Brasil pode ter este ano 600 mil casos de câncer, afirma Inca

O Instituto Nacional de Câncer José Alencar Gomes da Silva (Inca) prevê que 600 mil novos casos de câncer devem ser diagnosticados no Brasil este ano, e mais 600 mil no ano que vem.

Dos casos de câncer, cerca de 30% são considerados evitáveis. “A redução do tabagismo diminuiu de maneira estatisticamente significativa a incidência de câncer de pulmão e de outros tipos de câncer. O tabagismo está relacionado a 16 tipos”, afirmam os especialistas.

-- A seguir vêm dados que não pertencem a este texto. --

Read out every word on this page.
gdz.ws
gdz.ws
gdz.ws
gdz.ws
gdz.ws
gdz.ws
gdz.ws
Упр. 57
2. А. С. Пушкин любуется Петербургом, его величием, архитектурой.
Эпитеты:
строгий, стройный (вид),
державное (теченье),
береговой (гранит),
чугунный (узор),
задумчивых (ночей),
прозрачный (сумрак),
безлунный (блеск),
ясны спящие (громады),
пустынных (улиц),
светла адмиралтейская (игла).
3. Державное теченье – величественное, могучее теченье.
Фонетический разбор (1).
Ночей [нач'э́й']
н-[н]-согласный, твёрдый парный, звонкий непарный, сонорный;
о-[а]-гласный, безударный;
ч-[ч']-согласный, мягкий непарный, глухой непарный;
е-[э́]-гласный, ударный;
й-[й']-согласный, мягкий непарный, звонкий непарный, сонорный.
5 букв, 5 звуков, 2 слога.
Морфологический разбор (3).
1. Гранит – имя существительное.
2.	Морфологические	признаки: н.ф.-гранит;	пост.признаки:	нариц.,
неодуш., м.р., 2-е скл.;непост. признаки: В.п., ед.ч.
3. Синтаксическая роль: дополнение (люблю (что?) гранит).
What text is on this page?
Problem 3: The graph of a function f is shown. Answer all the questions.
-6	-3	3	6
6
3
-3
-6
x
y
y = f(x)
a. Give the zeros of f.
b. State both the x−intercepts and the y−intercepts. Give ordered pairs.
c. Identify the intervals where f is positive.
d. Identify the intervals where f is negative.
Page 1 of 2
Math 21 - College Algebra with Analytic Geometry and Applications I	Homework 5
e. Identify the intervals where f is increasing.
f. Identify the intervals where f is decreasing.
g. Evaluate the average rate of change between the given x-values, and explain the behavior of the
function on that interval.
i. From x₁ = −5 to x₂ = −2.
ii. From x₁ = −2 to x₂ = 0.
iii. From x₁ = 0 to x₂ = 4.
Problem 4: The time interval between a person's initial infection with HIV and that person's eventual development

Outro fator de risco, destacam, é a obesidade, que está relacionada ao câncer de intestino, o terceiro mais frequente entre as mulheres e o quarto mais frequente entre os homens. O consumo excessivo de álcool é outro comportamento que deve ser evitado

Nos entanto, hábitos saudáveis, a solução de problemas de saneamento e a adoção de medidas preventivas poderiam evitar um terço dos casos, disse a diretora-geral do Inca, Ana Cristina Pinho Mendes.

O câncer de pele não melanoma, considerado um tumor menos letal que a média, é o mais frequente no país, com 165 mil dos 600 mil casos estimados de câncer. A prevenção a esse tipo de tumor é se proteger do sol, especialmente nos horários próximos de 12h, quando há mais calor, além do uso de protetor solar.

Além dos tipos de câncer que podem ter sua incidência reduzida por hábitos saudáveis, há também aqueles que dependem do avanço de políticas públicas, como a ampliação do saneamento básico nas regiões Norte e Nordeste, onde o câncer de estômago ainda tem uma incidência destacada.

Sul, Sudeste, Norte e Nordeste

O Inca analisa que o Sul e Sudeste têm a incidência de câncer mais semelhante a de países desenvolvidos, enquanto o Norte e o Nordeste apresentam espaço para reduzir doenças que já estão bastante controladas em países ricos:

“No caso do colo de útero, o agente mais relacionado é o HPV [vírus transmitido principalmente através de relações sexuais desprotegidas, está associado a diversos tipos de câncer, como de colo de útero, ânus, pênis, vulva e uretra]. Então, a vacinação de meninas e os exames de rotina das mulheres a cada dois anos são importantes. No caso do câncer de estômago é uma questão de saneamento básico, de qualidade da água”, explica Ana Cristina.